The Department of Justice and the Department of Health and Human Services have reported a plan to boost efforts to combat Medicare and Medicaid fraud, concentrating the effort “among a group of key stakeholders at the highest levels of DoJ and HHS,” according to May comments by Attorney General Eric Holder.

Fraud has been the bane of Medicare and Medicaid for a number of years, and the Office of Inspector General (OIG) at HHS has put substantial resources into the problem. All the same, the thousands of providers of durable medical equipment and the antiquated nature of much of the information technology infrastructure at the Centers for Medicare & Medicaid Services has made it difficult for authorities to chase down and prosecute fraudulent billings.

Holder described the program as “part of the administration’s ongoing commitment to fiscal responsibility and accountability,” and noted that since 1997, “when Congress established the Health Care Fraud and Abuse Control program, our departments have returned more than $14.3 billion to the federal government.”

HHS and DoJ, Holder said, are “launching a new effort with increased tools, resources and a sustained focus by senior-level leadership” in the form of a task force dubbed the Health Care Fraud Prevention & Enforcement Action Team (HEAT), that is geared toward improving coordination and data sharing between the two departments’ investigators and prosecutors. However, HHS will have to keep DoJ up to date on approvals and indications for drugs and devices in order to properly leverage planned boosts to information technology and employee training.

Holder mentioned that inter-department coordination in the form of Medicare fraud strike forces have cleaned up things in the state of Florida substantially. He said that efforts in the Sunshine State allowed prosecutors in Miami, Florida, to file 87 indictments for 159 defendants in 2007. This, Holder said, led to a drop in billing for durable medical equipment of $1.75 billion in claims and $334 million in payments, adding that the action has had a deterrent effect. A similar effort the following year in California led to indictments of 37 alleged perpetrators of fraud.

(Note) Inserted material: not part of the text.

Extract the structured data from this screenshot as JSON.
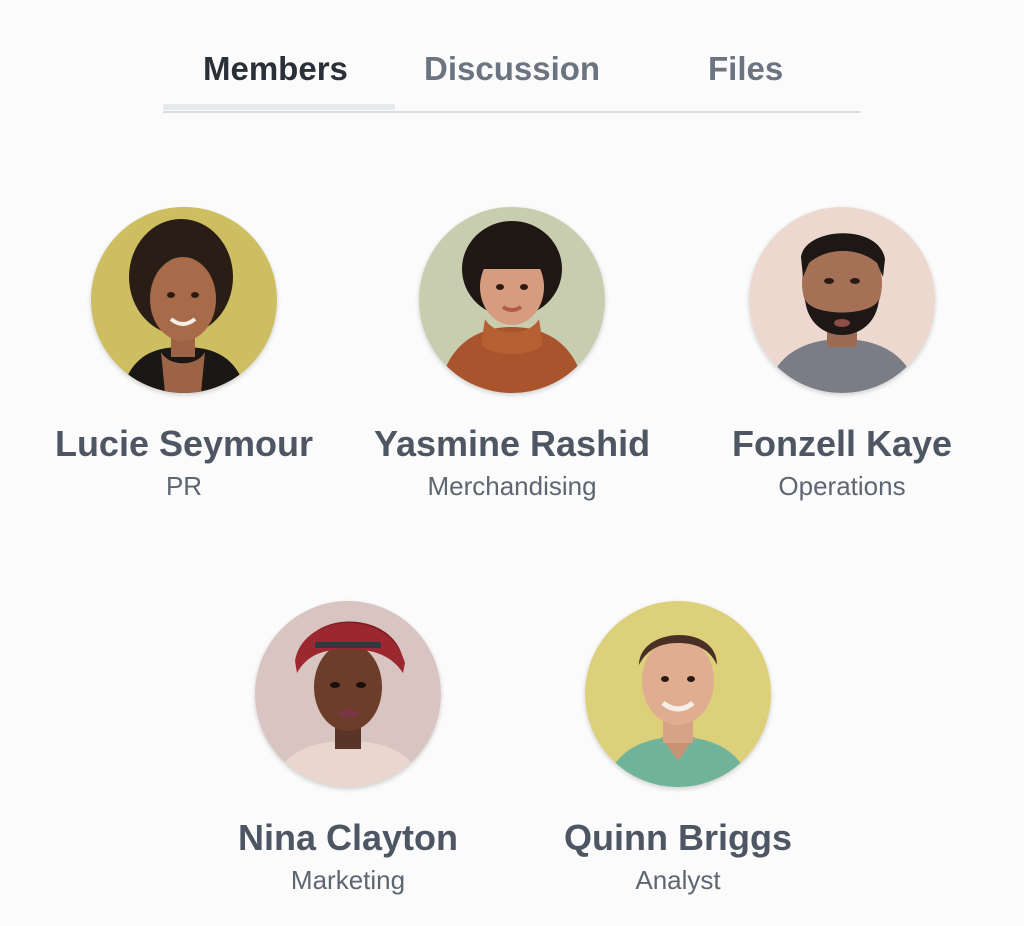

Holder said the HEAT group will consult with the FBI and the Office of Inspector General at HHS in addition to state offices of attorneys general.

HHS Secretary Kathleen Sibelius said at the press conference held on the task force announcement that the federal government is “turning up the heat on perpetrators who steal from the taxpayers and threaten the future of Medicare and Medicaid,” adding that “we cannot and will not allow billions of dollars to be stolen from Medicare and Medicaid through fraud, waste and serious abuse of the system.” She said that the improvements to the IT base in pursuit of fraud will “bring the fight . . . into the 21st century and put the resources on the streets and out into the community to protect the American taxpayers and lower the cost of healthcare.”